A medical researcher, in the late 1890s Haldane introduced small animals in coal mines to warn miners of the presence of dangerous gases such as carbon monoxide - these animals were more sensitive than humans to such gases, which if not detected would slowly poison the miners.
Famous for intrepid self-experimenting which led to many important discoveries about the human body and the nature of gases. He was known to lock himself in sealed chambers breathing lethal cocktails of gases while recording their effect on his mind and body.

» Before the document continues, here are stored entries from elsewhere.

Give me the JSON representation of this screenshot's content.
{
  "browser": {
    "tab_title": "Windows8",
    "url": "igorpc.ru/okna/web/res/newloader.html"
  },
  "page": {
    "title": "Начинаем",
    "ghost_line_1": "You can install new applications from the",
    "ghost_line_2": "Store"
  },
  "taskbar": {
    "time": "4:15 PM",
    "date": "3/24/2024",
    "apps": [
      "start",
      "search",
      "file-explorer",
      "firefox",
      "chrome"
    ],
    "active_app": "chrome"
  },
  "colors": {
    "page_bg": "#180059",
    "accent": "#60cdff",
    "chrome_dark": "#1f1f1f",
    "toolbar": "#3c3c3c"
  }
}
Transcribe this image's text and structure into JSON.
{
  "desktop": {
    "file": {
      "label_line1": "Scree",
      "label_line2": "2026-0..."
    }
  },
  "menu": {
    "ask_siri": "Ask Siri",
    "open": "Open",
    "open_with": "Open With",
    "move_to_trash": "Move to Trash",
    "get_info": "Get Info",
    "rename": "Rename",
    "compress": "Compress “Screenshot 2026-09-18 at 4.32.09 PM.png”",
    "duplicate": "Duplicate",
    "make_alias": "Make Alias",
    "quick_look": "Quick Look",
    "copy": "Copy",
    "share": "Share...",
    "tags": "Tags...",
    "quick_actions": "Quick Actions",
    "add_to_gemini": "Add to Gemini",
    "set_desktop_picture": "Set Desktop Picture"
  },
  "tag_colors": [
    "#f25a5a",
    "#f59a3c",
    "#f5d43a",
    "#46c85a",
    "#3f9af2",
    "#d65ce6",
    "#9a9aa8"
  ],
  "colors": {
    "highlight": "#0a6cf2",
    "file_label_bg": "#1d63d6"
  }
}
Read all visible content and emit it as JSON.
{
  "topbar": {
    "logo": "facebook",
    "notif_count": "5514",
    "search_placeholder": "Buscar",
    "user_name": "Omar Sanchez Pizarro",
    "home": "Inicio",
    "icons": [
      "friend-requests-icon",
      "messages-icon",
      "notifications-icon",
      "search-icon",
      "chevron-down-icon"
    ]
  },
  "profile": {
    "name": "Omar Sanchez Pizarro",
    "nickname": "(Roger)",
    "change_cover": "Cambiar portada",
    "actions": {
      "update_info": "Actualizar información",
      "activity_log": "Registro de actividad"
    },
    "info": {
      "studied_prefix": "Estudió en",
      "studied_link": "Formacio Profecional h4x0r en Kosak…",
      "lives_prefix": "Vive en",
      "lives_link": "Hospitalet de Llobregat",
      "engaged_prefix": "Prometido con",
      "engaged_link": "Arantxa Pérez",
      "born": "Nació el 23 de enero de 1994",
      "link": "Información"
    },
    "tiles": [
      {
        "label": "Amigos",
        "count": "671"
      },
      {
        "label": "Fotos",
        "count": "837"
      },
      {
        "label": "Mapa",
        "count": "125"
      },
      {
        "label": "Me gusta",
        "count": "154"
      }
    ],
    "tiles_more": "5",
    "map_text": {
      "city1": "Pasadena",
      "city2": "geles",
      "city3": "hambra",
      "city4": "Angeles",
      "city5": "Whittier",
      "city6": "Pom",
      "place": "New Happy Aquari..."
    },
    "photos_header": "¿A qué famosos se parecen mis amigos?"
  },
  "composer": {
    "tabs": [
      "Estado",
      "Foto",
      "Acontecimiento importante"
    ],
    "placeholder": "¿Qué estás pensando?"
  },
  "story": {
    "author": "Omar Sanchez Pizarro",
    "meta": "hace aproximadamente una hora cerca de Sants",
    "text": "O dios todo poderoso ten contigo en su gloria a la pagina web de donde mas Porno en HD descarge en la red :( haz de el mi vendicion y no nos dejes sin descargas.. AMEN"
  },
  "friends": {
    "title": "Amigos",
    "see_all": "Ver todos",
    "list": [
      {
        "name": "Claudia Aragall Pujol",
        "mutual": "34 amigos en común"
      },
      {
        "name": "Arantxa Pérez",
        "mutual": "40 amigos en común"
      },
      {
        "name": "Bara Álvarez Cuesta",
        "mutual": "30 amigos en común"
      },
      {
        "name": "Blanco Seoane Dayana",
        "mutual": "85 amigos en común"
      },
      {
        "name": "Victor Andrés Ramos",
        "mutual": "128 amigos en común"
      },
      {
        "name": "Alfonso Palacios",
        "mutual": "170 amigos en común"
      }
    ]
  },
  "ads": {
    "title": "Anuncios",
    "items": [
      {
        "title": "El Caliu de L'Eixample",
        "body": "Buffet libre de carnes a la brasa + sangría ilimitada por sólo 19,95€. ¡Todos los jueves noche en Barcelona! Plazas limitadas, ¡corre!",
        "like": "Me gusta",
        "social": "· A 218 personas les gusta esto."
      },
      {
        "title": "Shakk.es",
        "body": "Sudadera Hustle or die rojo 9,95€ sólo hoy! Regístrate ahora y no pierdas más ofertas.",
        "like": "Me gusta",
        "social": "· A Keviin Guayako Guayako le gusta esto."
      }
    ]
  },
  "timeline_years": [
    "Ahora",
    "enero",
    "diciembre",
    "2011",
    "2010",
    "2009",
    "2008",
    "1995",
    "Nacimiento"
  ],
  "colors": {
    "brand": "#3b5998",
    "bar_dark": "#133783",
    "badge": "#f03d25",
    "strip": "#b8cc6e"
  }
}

When the Germans first used poison gas in World War I Haldane went to the front at the request of British Secretary of State, Lord Kitchener and attempted to identify the gases being used. Haldane found it was chlorine. Both sides used gas and it was much feared by the soldiers. In order to protect the soldiers, Haldane designed the first gas masks, which proved better than the urine-soaked handkerchiefs that the soldiers had used at first. Haldane also demonstrated the value of oxygen in treating soldiers when they were gassed. Science and medicine worked together to prevent an enormous number of casualties from gas attack on the western front during the First World War.